We went to Ludwigsburg because my friend Ivor told us that you have to go at night, when the lights all around the square light up. There is a circle of angels (made of lights), which make a ring around the stalls, the churches on either side of the square are lit up, and everything is covered with pine needles. It was an absolutely perfect picture of a Christmas market, and if what had been for sale had been as traditional as in Nürnberg it would have been perfect. There were some traditional wares, such as the aforementioned Christmas pyramids, however theses are made specially in this area, and so the ones we saw in Esslingen and Ludwigsburg were incredibly expensive. We settled for some more Schnupfnudeln (which they made vegetarian with only sauerkraut and no bacon), and Glühwein (this time with a shot of amaretto). This tasted essentially like hot amaretto, and was fantastic. And it came in a mug shaped like a boot, so what could be better? We also tried something called Eierlikör, or "egg liquor," which tastes sort of like alcoholic custard. I've been wondering what it tastes like for a long time, and this sample confirmed that it is delicious, and something I would purchase in the future. I believe it would be delicious in eggnog, and as I don't like rum much I might use it as a substitute.
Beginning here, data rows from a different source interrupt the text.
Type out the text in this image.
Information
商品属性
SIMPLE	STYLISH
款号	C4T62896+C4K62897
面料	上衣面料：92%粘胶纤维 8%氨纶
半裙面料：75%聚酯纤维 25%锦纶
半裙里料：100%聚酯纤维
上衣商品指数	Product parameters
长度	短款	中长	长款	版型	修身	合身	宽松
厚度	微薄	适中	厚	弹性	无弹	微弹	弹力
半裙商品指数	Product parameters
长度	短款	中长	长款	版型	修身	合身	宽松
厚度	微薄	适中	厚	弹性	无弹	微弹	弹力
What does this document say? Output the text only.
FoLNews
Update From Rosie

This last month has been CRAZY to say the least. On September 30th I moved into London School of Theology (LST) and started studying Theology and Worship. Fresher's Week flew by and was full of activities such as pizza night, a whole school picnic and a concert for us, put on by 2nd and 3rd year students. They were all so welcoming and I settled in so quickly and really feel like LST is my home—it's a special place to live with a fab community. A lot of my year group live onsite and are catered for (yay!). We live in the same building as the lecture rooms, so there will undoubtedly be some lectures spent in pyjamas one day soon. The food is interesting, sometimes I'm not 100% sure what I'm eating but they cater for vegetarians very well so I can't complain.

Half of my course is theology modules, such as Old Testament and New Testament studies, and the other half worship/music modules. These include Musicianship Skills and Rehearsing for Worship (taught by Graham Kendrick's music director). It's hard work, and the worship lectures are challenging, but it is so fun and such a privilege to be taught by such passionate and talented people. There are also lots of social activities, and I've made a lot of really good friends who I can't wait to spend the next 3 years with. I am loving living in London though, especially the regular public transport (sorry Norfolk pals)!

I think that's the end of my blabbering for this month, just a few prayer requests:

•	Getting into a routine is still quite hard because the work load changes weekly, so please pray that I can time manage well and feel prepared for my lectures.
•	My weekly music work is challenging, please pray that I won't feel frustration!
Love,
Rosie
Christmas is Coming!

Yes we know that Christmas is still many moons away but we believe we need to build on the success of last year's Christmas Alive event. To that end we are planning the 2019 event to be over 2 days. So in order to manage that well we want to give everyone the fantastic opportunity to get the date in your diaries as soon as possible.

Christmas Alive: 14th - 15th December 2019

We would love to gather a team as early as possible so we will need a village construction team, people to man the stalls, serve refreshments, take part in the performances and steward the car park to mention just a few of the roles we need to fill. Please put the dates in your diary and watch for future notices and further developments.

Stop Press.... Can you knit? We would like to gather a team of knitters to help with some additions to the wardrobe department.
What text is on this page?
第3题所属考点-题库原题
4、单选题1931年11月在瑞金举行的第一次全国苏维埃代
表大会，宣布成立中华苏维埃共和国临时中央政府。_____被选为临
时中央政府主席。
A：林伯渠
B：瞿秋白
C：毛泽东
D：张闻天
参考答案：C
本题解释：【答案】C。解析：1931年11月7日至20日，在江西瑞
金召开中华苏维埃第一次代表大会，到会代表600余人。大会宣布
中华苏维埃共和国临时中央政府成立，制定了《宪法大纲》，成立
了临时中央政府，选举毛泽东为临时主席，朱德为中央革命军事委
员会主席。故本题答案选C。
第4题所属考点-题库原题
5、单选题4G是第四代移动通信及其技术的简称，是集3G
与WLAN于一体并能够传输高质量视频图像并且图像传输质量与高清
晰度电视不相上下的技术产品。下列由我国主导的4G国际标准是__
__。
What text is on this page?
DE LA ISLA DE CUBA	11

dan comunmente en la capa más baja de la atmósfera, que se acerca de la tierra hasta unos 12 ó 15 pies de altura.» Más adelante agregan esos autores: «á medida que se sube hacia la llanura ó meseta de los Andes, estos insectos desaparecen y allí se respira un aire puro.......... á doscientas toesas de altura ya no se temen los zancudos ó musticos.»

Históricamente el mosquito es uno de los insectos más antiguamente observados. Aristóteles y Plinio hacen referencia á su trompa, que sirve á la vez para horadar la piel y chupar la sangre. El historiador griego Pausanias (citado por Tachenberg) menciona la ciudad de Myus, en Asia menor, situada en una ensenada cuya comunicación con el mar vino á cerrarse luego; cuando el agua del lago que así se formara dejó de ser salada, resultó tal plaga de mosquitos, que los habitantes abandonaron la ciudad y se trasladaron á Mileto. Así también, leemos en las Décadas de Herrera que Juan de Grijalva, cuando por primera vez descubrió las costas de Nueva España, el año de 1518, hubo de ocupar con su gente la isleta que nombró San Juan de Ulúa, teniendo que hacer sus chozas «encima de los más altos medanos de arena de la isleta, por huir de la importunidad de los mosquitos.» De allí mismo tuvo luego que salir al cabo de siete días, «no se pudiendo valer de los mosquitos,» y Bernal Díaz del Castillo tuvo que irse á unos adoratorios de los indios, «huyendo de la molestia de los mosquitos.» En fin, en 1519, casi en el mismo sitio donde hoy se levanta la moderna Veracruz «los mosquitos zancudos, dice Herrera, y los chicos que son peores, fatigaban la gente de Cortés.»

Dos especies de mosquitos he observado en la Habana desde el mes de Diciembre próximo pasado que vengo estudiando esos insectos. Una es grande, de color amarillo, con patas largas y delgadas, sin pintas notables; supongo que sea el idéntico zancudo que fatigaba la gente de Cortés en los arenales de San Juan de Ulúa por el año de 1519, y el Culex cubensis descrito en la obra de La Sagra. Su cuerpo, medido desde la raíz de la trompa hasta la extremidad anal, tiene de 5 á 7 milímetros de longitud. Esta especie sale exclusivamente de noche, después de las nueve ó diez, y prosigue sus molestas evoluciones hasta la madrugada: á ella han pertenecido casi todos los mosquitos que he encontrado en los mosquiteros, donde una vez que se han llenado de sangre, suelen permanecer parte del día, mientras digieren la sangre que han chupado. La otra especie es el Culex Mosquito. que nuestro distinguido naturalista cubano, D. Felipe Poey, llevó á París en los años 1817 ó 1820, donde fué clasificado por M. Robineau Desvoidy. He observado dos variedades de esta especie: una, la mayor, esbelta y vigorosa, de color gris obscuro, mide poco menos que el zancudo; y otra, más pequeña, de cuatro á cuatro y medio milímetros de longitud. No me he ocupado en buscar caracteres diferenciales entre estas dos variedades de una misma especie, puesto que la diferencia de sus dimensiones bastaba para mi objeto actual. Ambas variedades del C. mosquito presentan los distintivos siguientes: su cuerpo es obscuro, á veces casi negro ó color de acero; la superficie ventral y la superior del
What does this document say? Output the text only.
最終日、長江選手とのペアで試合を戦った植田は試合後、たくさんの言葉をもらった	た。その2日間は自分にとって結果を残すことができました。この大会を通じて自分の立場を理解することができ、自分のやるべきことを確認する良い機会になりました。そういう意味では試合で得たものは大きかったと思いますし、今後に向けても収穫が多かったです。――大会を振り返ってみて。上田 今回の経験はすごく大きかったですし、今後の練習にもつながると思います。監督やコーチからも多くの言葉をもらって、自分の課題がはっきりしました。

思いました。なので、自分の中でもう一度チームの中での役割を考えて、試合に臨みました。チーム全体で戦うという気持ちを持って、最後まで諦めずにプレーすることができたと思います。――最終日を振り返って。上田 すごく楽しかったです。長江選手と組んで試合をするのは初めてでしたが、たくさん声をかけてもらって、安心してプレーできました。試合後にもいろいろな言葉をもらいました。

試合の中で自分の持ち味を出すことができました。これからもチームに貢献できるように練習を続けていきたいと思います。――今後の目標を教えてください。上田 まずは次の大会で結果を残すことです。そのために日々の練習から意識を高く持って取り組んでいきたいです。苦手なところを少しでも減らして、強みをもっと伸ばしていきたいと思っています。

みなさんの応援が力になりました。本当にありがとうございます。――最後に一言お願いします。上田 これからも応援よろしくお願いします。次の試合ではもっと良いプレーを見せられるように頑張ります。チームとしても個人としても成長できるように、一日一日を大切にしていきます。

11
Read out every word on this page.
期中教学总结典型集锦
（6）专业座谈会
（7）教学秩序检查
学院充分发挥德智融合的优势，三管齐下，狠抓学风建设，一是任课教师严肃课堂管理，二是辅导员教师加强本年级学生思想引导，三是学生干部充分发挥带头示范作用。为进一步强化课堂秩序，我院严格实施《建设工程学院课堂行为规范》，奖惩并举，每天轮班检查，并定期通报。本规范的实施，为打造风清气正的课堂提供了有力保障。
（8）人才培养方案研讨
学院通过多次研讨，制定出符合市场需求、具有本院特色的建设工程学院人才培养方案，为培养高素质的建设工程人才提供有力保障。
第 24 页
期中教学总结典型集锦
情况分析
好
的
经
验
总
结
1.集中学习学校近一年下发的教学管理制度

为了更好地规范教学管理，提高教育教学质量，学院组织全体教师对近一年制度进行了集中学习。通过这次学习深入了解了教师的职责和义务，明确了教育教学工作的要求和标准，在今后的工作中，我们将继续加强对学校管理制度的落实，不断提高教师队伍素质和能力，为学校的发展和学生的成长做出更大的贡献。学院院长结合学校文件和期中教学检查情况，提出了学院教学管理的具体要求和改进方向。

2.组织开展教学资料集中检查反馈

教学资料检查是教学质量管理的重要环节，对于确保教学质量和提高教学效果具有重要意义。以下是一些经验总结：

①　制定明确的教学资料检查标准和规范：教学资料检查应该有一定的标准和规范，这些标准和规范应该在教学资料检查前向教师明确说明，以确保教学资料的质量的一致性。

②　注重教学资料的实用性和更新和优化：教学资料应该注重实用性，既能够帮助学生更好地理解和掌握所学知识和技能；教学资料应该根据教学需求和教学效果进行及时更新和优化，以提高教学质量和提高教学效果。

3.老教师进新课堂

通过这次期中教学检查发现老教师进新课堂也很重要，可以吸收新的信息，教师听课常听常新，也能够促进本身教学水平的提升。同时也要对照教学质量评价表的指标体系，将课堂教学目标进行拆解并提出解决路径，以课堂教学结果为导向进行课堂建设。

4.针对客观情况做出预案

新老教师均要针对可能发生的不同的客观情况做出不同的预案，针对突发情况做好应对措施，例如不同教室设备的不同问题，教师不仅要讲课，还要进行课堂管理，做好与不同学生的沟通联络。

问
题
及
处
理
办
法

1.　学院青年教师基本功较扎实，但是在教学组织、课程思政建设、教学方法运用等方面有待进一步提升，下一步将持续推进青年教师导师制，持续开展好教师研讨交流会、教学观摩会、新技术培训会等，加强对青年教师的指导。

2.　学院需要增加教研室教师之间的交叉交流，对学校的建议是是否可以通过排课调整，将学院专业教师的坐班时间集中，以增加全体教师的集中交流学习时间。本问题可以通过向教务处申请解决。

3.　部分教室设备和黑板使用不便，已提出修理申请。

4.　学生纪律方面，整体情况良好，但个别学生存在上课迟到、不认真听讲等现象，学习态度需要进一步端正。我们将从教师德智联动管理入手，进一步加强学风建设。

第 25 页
Entrance to the medieval market

Stockbrot at the medieval market


The most delicious apples I have ever eaten

Sampling the mead

 Esslingen Christmas market in the snow:


The market in Ludwigsburg:


Ultimately, I had an advent in Germany to rival what I had always imagined. My grandmother had often said that she wanted to take us to Germany for advent, and so I felt like I was in some way fulfilling her dream this past month. The markets were amazing, and I truly feel like I've welcomed in Christmas. I've also learned about Advent Wreaths, which are wreaths with four candles, and each Sunday of advent you light one more and let the candles burn all day, until all more are burning on the last Sunday. In terms of markets, I actually went to many more in France, Luxembourg, Belgium, and Amsterdam, but those will be described in future posts that focus on specific cities. Sadly I have to go pack up my Christmas-y room, but that means that I get to go home on Thursday! I'm incredibly excited to be home for the holidays, and now I'll have memories of Europe to bring back with me. Merry Christmas!